7 Tips for Protecting Your Sprinklers in the WinterPosted on November 28, 2017
Sprinklers are a low-effort, efficient way to water your landscape in summer. When winter comes, it can be tempting to shut it off and forget about it. Unfortunately, sprinklers don’t go dormant like trees and shrubs: low temperatures can break pipes and other components. Winterizing your sprinklers helps protect them and ensure they work faithfully again when summer comes.
- Find out if your sprinklers are in danger. Check out a frost line depth map for your area to find out how deep the ground freezes on your property. If your sprinkler pipes are located below the frost line, you may have little to worry about.
- Take care with winter watering. In areas with less frost risk, you may wish to continue cold season irrigation. Just remember that overflow could produce icy sidewalks and driveways. Use your sprinklers only in warmer weather if you need them during winter.
- Get all the water out. Draining your system is an obvious way to reduce the risk of broken pipes, but it’s not enough. If you have a home air compressor, use it to blow remaining water out of the pipes, one zone at a time.

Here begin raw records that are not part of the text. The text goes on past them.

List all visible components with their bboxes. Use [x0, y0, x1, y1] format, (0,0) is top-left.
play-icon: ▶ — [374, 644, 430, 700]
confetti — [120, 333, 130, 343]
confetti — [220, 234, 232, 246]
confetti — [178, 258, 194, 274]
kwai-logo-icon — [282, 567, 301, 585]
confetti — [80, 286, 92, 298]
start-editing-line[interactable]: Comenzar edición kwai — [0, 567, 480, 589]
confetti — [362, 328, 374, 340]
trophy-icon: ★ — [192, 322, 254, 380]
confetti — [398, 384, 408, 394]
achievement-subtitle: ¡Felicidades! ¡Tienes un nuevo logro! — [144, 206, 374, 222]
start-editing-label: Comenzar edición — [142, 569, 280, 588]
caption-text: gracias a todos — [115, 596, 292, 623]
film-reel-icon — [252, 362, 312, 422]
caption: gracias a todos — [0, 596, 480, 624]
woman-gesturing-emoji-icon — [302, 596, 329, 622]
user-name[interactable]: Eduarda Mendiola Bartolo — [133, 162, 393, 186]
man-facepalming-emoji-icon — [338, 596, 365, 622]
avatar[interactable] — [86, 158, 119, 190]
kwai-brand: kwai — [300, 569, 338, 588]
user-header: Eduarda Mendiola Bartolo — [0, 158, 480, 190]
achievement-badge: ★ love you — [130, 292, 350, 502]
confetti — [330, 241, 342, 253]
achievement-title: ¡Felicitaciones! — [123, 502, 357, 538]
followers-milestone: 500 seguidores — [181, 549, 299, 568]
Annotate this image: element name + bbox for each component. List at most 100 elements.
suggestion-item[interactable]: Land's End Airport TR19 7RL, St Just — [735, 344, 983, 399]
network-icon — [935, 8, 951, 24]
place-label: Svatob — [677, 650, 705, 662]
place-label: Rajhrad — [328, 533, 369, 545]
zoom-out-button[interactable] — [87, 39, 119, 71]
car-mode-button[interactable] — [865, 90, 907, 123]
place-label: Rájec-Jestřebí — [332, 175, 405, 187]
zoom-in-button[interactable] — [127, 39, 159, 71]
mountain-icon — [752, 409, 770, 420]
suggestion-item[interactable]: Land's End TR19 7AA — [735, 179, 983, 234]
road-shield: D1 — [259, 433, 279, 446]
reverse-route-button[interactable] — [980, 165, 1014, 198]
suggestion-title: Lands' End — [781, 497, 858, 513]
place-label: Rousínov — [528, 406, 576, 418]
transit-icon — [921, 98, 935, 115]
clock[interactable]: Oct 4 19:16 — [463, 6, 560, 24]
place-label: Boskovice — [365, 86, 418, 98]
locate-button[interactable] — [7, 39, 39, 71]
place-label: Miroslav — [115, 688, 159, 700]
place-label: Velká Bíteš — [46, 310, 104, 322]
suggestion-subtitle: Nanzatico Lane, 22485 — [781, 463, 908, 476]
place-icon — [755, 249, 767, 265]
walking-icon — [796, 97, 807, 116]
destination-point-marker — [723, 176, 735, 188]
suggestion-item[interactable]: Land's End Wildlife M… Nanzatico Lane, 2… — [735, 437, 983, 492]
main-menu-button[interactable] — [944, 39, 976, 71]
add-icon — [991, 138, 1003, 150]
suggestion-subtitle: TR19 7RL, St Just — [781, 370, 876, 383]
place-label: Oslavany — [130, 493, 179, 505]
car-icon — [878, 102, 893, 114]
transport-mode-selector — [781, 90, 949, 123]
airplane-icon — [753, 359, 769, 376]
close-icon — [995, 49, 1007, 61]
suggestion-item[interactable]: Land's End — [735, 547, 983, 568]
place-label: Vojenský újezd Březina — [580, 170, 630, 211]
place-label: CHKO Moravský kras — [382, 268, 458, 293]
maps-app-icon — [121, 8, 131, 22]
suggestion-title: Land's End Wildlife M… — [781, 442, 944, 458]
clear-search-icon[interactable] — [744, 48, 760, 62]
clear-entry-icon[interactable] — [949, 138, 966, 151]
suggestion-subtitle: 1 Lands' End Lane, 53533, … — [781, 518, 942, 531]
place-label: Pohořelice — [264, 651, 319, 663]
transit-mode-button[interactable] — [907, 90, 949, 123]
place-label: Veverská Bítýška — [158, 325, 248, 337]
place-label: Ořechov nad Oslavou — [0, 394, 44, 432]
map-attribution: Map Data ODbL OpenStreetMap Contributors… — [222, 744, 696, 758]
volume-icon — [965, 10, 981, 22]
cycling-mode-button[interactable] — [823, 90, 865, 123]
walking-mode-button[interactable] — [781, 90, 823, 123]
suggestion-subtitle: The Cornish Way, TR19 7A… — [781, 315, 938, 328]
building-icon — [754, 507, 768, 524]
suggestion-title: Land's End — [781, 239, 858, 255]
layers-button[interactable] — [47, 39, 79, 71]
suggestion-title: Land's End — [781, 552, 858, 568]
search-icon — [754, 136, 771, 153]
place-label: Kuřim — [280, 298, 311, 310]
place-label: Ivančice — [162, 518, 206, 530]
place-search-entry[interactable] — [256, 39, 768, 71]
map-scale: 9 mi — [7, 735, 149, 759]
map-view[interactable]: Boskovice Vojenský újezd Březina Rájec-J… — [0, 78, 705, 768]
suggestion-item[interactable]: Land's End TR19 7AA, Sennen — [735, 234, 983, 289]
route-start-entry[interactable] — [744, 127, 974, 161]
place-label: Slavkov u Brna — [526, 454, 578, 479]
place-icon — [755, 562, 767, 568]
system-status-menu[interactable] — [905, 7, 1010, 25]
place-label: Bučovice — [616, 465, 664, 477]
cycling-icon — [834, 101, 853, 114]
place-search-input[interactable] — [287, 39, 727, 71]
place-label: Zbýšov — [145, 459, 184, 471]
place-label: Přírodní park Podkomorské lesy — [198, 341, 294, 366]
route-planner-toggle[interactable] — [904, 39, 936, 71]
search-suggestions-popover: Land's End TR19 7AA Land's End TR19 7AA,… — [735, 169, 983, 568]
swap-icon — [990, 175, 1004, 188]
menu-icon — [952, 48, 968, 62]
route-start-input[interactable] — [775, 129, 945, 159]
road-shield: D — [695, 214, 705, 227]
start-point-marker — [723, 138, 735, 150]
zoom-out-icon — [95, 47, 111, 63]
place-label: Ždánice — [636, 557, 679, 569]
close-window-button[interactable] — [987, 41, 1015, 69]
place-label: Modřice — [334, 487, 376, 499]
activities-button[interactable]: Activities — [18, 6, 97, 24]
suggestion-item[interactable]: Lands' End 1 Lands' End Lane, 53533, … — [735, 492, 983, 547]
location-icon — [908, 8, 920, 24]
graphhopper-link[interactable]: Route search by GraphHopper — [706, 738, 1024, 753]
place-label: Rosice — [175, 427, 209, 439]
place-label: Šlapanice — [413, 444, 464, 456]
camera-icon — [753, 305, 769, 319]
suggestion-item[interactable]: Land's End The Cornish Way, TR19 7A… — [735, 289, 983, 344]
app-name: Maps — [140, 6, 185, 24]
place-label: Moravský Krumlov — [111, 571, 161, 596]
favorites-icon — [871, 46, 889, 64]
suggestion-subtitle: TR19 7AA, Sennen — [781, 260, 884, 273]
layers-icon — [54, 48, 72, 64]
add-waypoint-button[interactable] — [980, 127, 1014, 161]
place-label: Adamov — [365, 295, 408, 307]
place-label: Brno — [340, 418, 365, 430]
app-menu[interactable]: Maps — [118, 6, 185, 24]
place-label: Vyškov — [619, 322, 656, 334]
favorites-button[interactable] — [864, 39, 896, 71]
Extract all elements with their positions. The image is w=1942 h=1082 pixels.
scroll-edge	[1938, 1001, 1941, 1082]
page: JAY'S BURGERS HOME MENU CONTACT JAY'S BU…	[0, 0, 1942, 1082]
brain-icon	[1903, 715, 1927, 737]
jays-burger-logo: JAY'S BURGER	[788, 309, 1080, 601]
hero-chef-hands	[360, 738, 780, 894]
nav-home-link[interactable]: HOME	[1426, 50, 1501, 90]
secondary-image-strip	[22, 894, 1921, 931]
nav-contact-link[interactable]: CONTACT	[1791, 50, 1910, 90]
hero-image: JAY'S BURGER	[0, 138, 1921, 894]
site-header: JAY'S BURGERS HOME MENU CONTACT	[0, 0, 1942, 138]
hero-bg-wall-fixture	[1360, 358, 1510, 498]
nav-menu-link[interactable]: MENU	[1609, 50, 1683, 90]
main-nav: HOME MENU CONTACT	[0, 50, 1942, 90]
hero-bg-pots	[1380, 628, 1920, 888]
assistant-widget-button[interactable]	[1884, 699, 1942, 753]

- Wrap it up! If your system features any above-ground pipes, cover them in insulation tape or foam tube insulation.
- Protect valves. Your system is more than just pipes: you’ll need to insulate any above-ground valves and backflow-preventers as well. More insulation tape will do the trick, but you can also use pine straw.
- Turn off your controller. If your sprinklers work automatically, you’ll need to disable the controller to ensure a dormant system. Some controllers have a setting called “rain mode” that lets you retain programming while the controller is off. Others require you to just unplug.
- Call an expert. Draining your system or insulating pipes might seem daunting for beginners. If you don’t have the equipment or don’t feel comfortable with the job, hire a professional with sprinkler experience!